Casamance: Salif Sadio et Sant’Egidio vers une paix bricolée

La communauté de Sant Egidio est parvenu à signer un accord de cessez le feu unilatéral avec Salif Sadio. Cependant l’expérience a montré que cette démarche qui consiste à ne négocier qu’avec un seul chef du maquis en ignorant royalement les autres factions combattantes et les autres composantes du MFDC en occurrence les ailes civiles et politiques intérieures et extérieures n’a jamais porté les résultats escomptés. D’où la conclusion de René Capain Bassène que Salif Sadio et Sant Egidio sont entrain de nous conduire vers une paix bricolée.

« Salif Sadio impose un cessez le feu à ses combattants » (sud quotidien ; 29 avril 2014), « Casamance: Salif Sadio dit observer un « cessez-le-feu unilatéral » (Sant’Egidio) (relief web 30 avril 2014)

« Casamance ; le chef rebelle Salif Sadio décrète un cessez le feu unilatéral » (Koaci.com ; 30 avril 2014),

« Casamance : Salif Sadio annonce un cessez le feu unilatéral » (seneweb.com  30 avril 2014)

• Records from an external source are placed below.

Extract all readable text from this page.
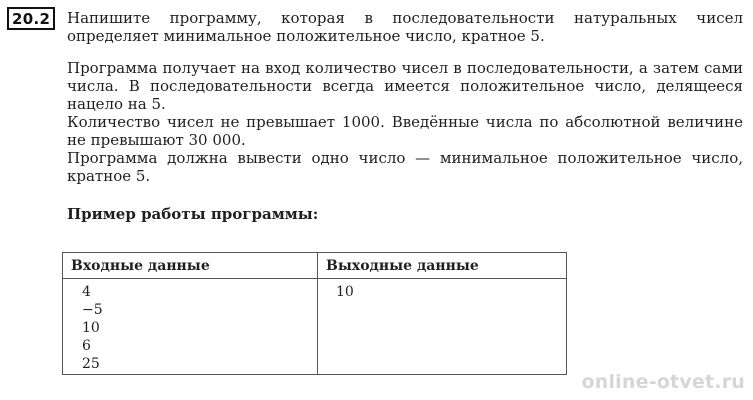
20.2	Напишите программу, которая в последовательности натуральных чисел определяет минимальное положительное число, кратное 5.

Программа получает на вход количество чисел в последовательности, а затем сами числа. В последовательности всегда имеется положительное число, делящееся нацело на 5.
Количество чисел не превышает 1000. Введённые числа по абсолютной величине не превышают 30 000.
Программа должна вывести одно число — минимальное положительное число, кратное 5.

Пример работы программы:

Входные данные
4
−5
10
6
25
Выходные данные
10
online-otvet.ru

Ces quelques extraits de titres d’organes de presses nationaux et internationaux sont à mon humble avis révélateurs de la « mauvaise qualité » de ce cessez le feu tant médiatisé  fruit de négociations entre Sant’Egidio et le chef rebelle Salif Sadio commandant et je tiens à le préciser d’une partie dite du front nord des cantonnements de Atika, aile militaire du MFDC.

Ce cessez le feu est-il signé ? Est-il décrété ? Est –il « imposé » à ses hommes où s’il est encore tout simplement tacite et que Salif se soit engagé à moralement « le respecter » ?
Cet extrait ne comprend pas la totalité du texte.